Bank Credit Growth Moderated from 12.9 Percent to 7.1 Percent YoY
Bank credit growth (YoY) moderated from 12.9 per cent in April 2019 to 7.1 per cent as on December 20, 2019, says the Economic Survey tabled in Parliament by Finance and Corporate Affairs Minister Nirmala Sitharaman.
New Delhi, Jan 31: Bank credit growth (YoY) moderated from 12.9 per cent in April 2019 to 7.1 per cent as on December 20, 2019, says the Economic Survey tabled in Parliament by Finance and Corporate Affairs Minister Nirmala Sitharaman.
According to the Survey, the financial flows to the economy remained constrained as credit growth declined for both banks and non-banking financial companies (NBFCs.)The capital to risk-weighted asset ratio of scheduled commercial banks (SCBs) increased from 14.3 per cent to 15.1 per cent between March 2019 and September 2019. Economic Survey Tabled by Nirmala Sitharaman Ahead of Budget 2020-21, GDP Growth Pegged at 6-6.5 Percent.
After significant decline since 2014-15, India's external liabilities (debt and equity) to gross domestic product (GDP) increased at the end of June 2019 primarily by an increase in FDI, portfolio flows and external commercial borrowings (ECBs), notes the Survey.
Repo rate was cut by 110 basis points in four consecutive MPC meetings in the financial year due to slower growth and lower inflation. It was, however, kept unchanged in the fifth meeting held in December 2019.In 2019-20, liquidity conditions were tight for the initial two months; but subsequently, it remained comfortable.
Gross non-performing advances ratio remained unchanged for SCBs at 9.3 per cent between March and September 2019 but increased slightly for NBFCs from 6.1 per cent in March 2019 to 6.3 per cent in September 2019.
Public sector banks (PSBs) with about 70 per cent of the market share in Indian banking have an onus of supporting the Indian economy and fostering its economic development.
The Survey observes that there is disproportionate dwarfism of the Indian banks when compared to the size of the Indian economy. For India to march in its goal of becoming a $5trillion economy, PSBs - the dominant banks in our banking system - need to become efficient.
The economy needs PSBs to perform to their fullest potential and support economic growth rather than pullback lending, which has a detrimental effect on growth and welfare. The Survey expresses that if Indian banks were proportionately large in relation to the size of the Indian economy, India should have at least six banks in the global top 100 than just the current largest PSB- State Bank of India (SBI)-which is the 55th largest bank globally.
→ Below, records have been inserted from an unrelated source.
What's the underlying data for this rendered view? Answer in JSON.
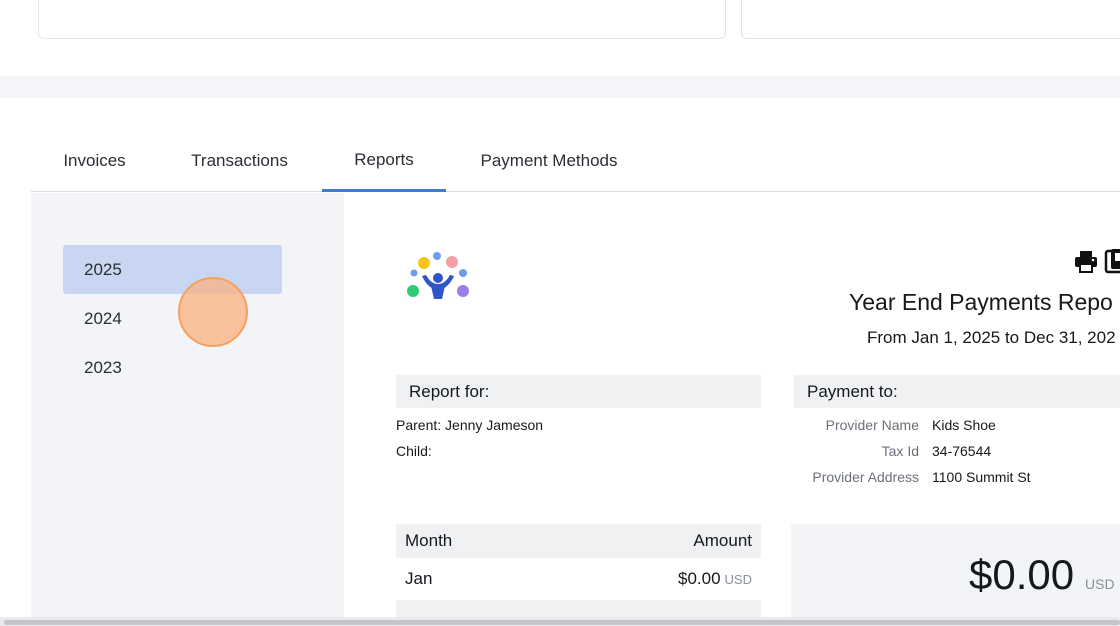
{
  "tabs": [
    {
      "label": "Invoices"
    },
    {
      "label": "Transactions"
    },
    {
      "label": "Reports",
      "active": true
    },
    {
      "label": "Payment Methods"
    }
  ],
  "years": [
    {
      "label": "2025",
      "selected": true
    },
    {
      "label": "2024"
    },
    {
      "label": "2023"
    }
  ],
  "report": {
    "title": "Year End Payments Repo",
    "range": "From Jan 1, 2025 to Dec 31, 202",
    "report_for": {
      "heading": "Report for:",
      "parent": "Parent: Jenny Jameson",
      "child": "Child:"
    },
    "payment_to": {
      "heading": "Payment to:",
      "provider_name_label": "Provider Name",
      "provider_name": "Kids Shoe",
      "tax_id_label": "Tax Id",
      "tax_id": "34-76544",
      "address_label": "Provider Address",
      "address": "1100 Summit St"
    },
    "table": {
      "month_header": "Month",
      "amount_header": "Amount",
      "rows": [
        {
          "month": "Jan",
          "amount": "$0.00",
          "currency": "USD"
        }
      ]
    },
    "total": {
      "amount": "$0.00",
      "currency": "USD"
    }
  },
  "icons": [
    "brand-logo-icon",
    "print-icon",
    "pdf-icon"
  ],
  "colors": {
    "accent": "#3a7ed6",
    "selected_year_bg": "#c8d6f2",
    "logo_blue": "#2f55c9",
    "logo_yellow": "#f5c518",
    "logo_pink": "#f2a0a6",
    "logo_green": "#2ecc71",
    "logo_purple": "#9b7ce8",
    "logo_lightblue": "#6e9cf0"
  }
}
The survey notes that despite nationalisation a significant portion of the poor remained unbanked till 2014. Financial inclusion, in large part, happened in August 2014 through the Pradhan Mantri Jan Dhan Yojana (PMJDY), the first week of which saw more than 18 million bank accounts - a record in the Guinness Book of World Records.
The Economic Survey notes that the growth in digital transactions has been significant. The use of direct benefit transfers has increased exponentially over the last five years, has helped to bring both credit and deposits into the banking system across all geographies (rural, semi-urban, urban and metropolitan).
The high elasticity across all geographies clearly demonstrates the opportunity that exists for Indian banks to benefit from the greater use of DBT by the Government. There are possibilities for the Indian banking sector to grow proportionate to the scale of the Indian economy. The new programmes have resulted in a surge of individuals and businesses being brought into the formal economy.
The Economic Survey also observes that over Rs 4,30,000 crore of taxpayer money is invested as the government's equity in PSBs. In 2019, every rupee of taxpayer money is invested in PSBs, on average, lost 23 paise. The state of the banking sector in India, therefore, needs urgent attention.